As you can see I turned the example in wikipedia into a graph for the test case in the code above:
I also found this useful about how to represent and process graphs in python: http://ftp.ntua.gr/mirror/python/doc/essays/graphs.html. I think this was written by Guido himself.
There’s a bunch of interesting implementations on the web, including two here. Faster and more elegant perhaps, but it took me a little longer to understand them.
Hey there,
I was wondering… This looks pretty cool and I’d like to know how to make it work with cities and distances like this:
NewYork Chicago 200
Chicago LA 100
Chicago SanFrancisco 1000
SanFrancisco Florida 1400
END
NewYork
Florida
This means, that the distance from NewYork to Chicago is 200, Chicago to LA is 100, etc. Note: Chicago to NewYork is unknown we only know NewYork to Chicago.
Then the user inputs ‘END’ and in each line the starting city and finishing city, respectively.
f = []
while True:
a = raw_input()
if a == ‘FIM’:
break
f.append(a)
city1 = raw_input()
city2 = raw_input()
This would work and create an array with all of them.
My question is how to “Convert” that array to a dictionary usable by this function?
Here’s an example of how the array would be:
NewYork Chicago 200
Chicago LA 100
Chicago SanFrancisco 1000
SanFrancisco Florida 1400
[‘NewYork Chicago 200’, ‘Chicago LA 100’, ‘Chicago SF 100’, ‘SF Florida 1400’]
Thanks much for your time.
Can I get your email address, I need help to find out maximum capacity path from a source node to all other nodes.
I think you have a bug:
If start == end at first iteration:
print shortestpath(graph,’a’,’a’)
Traceback (most recent call last):
File “./shortpath.py”, line 39, in
print shortestpath(graph,’a’,’a’)
File “./shortpath.py”, line 13, in shortestpath
return distances[start], path[::-1]
KeyError: ‘a’
You need to init distances[] before enter while() loop.
Thanks Int-0
Now fixed.
Dip
my email address is in the about page of the blog.
You should use float(“inf”) (aka python’s infinity) instead sys.maxint (a fixed value). Remember in python ints are automatically parsed to longs when required, so you can raise easily maxint on a graph without overflows.
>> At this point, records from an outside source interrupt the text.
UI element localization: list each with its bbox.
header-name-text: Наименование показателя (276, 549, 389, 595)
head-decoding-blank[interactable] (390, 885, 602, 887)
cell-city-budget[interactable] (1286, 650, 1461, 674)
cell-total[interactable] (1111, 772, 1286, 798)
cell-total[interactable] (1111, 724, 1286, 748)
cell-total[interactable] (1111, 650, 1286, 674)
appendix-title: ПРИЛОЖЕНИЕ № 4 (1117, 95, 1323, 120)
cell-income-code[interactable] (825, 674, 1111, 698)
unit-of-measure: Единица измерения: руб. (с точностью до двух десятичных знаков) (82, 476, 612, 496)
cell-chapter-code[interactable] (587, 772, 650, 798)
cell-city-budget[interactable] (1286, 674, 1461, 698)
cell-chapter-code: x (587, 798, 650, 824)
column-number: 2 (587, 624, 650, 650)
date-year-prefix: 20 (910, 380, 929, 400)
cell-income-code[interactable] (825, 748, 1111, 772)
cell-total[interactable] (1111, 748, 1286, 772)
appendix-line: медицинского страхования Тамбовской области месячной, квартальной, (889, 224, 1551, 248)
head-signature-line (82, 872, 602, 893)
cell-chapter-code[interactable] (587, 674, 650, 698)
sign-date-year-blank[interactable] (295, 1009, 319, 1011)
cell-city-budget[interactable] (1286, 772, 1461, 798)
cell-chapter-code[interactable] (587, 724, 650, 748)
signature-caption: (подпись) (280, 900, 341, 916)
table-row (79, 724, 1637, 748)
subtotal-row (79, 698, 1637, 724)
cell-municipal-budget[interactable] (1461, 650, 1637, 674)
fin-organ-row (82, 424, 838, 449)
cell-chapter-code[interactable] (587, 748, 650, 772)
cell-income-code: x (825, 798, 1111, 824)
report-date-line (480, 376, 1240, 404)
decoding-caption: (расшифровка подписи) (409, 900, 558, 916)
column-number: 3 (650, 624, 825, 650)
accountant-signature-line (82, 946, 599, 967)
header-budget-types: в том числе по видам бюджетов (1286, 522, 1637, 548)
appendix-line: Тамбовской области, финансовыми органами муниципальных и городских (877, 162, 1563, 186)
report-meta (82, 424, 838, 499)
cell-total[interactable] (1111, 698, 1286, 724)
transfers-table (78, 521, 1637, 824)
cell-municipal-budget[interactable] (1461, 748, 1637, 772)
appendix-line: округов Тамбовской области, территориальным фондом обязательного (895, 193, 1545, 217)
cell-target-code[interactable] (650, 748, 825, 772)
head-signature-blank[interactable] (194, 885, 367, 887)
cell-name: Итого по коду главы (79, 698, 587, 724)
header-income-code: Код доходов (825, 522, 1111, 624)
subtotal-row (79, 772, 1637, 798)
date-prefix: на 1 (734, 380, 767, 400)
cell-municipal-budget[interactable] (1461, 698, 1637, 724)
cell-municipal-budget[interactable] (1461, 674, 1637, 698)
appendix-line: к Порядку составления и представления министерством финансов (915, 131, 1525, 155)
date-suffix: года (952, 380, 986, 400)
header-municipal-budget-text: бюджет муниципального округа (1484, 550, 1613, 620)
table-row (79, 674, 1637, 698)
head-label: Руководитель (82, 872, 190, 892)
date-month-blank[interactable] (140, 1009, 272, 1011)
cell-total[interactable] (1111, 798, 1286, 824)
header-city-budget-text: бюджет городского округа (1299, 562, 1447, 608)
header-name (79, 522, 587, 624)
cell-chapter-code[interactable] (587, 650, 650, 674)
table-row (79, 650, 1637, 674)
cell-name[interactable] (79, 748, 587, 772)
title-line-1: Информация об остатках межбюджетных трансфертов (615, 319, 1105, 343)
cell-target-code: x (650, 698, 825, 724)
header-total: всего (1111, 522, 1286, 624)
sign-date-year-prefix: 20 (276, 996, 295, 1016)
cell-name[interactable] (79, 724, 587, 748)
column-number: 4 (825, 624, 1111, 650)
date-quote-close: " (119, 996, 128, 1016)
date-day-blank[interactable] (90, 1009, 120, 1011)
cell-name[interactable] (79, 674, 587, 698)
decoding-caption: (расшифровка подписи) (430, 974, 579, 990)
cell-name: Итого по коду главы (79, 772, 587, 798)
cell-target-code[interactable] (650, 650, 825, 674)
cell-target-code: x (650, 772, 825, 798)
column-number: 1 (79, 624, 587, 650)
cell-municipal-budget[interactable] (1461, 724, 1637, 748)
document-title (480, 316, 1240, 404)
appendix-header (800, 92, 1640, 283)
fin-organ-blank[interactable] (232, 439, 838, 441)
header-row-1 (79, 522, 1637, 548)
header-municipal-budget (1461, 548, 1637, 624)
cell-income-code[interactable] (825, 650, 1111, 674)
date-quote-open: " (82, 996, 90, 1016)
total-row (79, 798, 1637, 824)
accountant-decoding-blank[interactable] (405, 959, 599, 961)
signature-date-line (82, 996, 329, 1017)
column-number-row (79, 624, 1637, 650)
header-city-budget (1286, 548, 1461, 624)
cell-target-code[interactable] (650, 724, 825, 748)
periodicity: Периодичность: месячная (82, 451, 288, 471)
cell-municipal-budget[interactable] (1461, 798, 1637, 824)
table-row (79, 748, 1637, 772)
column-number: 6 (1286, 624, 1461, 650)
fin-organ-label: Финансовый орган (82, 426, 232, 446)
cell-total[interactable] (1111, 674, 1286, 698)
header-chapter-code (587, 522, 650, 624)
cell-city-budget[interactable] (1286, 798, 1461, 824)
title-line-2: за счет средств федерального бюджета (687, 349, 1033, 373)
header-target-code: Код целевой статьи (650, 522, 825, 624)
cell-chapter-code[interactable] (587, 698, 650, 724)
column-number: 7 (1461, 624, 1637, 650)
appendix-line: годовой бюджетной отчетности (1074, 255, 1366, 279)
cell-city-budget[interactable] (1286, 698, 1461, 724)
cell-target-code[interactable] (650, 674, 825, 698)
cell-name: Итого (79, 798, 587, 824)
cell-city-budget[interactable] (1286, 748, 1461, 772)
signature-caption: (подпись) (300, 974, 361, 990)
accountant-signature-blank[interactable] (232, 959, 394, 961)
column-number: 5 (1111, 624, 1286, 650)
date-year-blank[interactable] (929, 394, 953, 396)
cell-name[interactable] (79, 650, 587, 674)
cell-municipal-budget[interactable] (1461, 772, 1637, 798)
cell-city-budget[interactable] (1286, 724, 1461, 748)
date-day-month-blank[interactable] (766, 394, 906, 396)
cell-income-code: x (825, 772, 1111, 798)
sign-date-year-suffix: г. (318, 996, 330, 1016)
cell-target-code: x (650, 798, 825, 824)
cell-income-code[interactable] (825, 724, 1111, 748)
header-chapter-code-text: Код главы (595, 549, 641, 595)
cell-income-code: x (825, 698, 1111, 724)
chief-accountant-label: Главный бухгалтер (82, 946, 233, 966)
if i want all shortest path.
How to edit this?
There is a bug in your code.
Using mutable objects as default values in your function definition may cause it to execute correctly only the first time it is called in a program, any subsequent calls that receive different input data may fail or return incorrect values.
This is because the function arguments that are mutable objects will carry over their contents to subsequent calls of this function if those arguments are omitted, they are not initialized to the default values in your function definition, as you are intending. The default values of mutable objects are only used when the function is first called in a program.
This behaviour is by design, see-
http://bugs.python.org/issue4181
and
http://bugs.python.org/issue4619
This behaviour can be avoided by not relying on the default argument values when calling the function, ie. always include all argument values that are mutable.